痔核とは直腸や肛門の血液の循環が悪くなり、静脈が膨らんで瘤状になった状態のことをいいます。
ヒトはどうして痔核(いぼ痔)になってしまうのでしょうか・・・原因は様々です。
(参照)痔核(いぼ痔)について
もともと、直腸と肛門はおなかの臓器の血管と体の表面の血管が交差する場所であり、多数の静脈が静脈叢という網の目を作っています。

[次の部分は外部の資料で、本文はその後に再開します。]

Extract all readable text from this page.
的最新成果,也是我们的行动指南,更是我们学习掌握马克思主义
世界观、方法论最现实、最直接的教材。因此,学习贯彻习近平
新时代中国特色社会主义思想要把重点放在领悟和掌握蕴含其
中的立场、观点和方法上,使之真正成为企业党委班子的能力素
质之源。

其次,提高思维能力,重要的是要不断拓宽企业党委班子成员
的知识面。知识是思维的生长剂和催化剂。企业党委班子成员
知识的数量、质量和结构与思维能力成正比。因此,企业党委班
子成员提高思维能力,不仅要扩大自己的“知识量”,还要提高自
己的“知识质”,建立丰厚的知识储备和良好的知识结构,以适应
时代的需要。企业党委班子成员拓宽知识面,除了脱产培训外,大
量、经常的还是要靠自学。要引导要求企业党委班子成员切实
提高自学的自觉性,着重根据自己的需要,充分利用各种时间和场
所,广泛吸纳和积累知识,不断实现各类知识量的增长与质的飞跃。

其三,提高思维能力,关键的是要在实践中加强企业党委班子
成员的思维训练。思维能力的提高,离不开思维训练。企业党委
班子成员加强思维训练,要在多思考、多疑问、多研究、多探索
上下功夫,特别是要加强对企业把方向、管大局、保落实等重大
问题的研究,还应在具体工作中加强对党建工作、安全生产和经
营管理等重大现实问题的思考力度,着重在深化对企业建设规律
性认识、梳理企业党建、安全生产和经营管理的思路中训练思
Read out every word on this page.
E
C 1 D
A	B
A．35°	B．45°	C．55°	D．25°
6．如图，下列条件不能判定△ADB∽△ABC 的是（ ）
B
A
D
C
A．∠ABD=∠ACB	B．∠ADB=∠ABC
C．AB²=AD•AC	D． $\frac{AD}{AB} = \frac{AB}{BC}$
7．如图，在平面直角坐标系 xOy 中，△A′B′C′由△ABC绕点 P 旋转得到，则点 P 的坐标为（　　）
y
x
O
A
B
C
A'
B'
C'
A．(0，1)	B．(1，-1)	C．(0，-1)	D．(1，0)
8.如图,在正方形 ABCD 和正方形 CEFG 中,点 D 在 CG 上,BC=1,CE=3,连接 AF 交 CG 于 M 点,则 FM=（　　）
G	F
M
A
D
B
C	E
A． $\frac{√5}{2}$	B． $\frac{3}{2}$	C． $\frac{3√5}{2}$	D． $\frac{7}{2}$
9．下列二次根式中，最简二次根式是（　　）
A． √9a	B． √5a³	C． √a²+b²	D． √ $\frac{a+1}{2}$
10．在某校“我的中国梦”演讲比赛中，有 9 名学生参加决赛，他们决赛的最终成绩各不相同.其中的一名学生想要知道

①慢性的な便秘のため腹圧をかけて排便することにより、肛門付近の血液が心臓に戻る経路が塞がれてしまい、その結果として肛門部の静脈が膨れてしまうと考えられています。これを何度も、何年も繰り返すことにより痔核が形成されていきます。
②特に女性の場合は妊娠によって骨盤内の圧力が高まり、肛門付近に血液が集まってしまいます。
この状況が数ヶ月にわかって持続することで、非常に痔になりやすいのです。妊娠後の女性の半数以上が痔になっているとも言われています。
③人類が直立二足歩行を始めたことによって足や肛門などの身体の低い部分に血液が留まりやすくなったことも痔の原因のひとつと考えられています。
④人間社会の変化に伴い長時間にわたり、同じ姿勢を続けることが多くなったことも痔核の発生と関係しています。
デスクワーク中心のサラリーマンや、タクシーの運転手、重い物を扱う職業の方は肛門の静脈のうっ血をきたしやすく要注意です。
⑤食事としてはアルコールや辛いもの、コーヒーなど、いわゆる刺激物の摂取や、身体の冷えなども痔核と関連があることがわかっています。
・・・・このように多くの理由で、簡単に痔核になってしまうのです。
なお、症状としては、「肛門の痛み」「肛門からの出血」「肛門からの脱出」が代表的です。
同じ生活をしていても全く痔とは無縁の方もいますので、上に書いた原因が全てではありません。
はっきり言えることは、痔になることの原因は不可抗力であることが多いということでしょうか。
今日も多くの痔を診察しました。
症状があるのに我慢を続けて受診が遅れたために、手術が必要な段階の方がほとんどでした。
少しでも症状があれば、早めに受診する方が良いでしょう。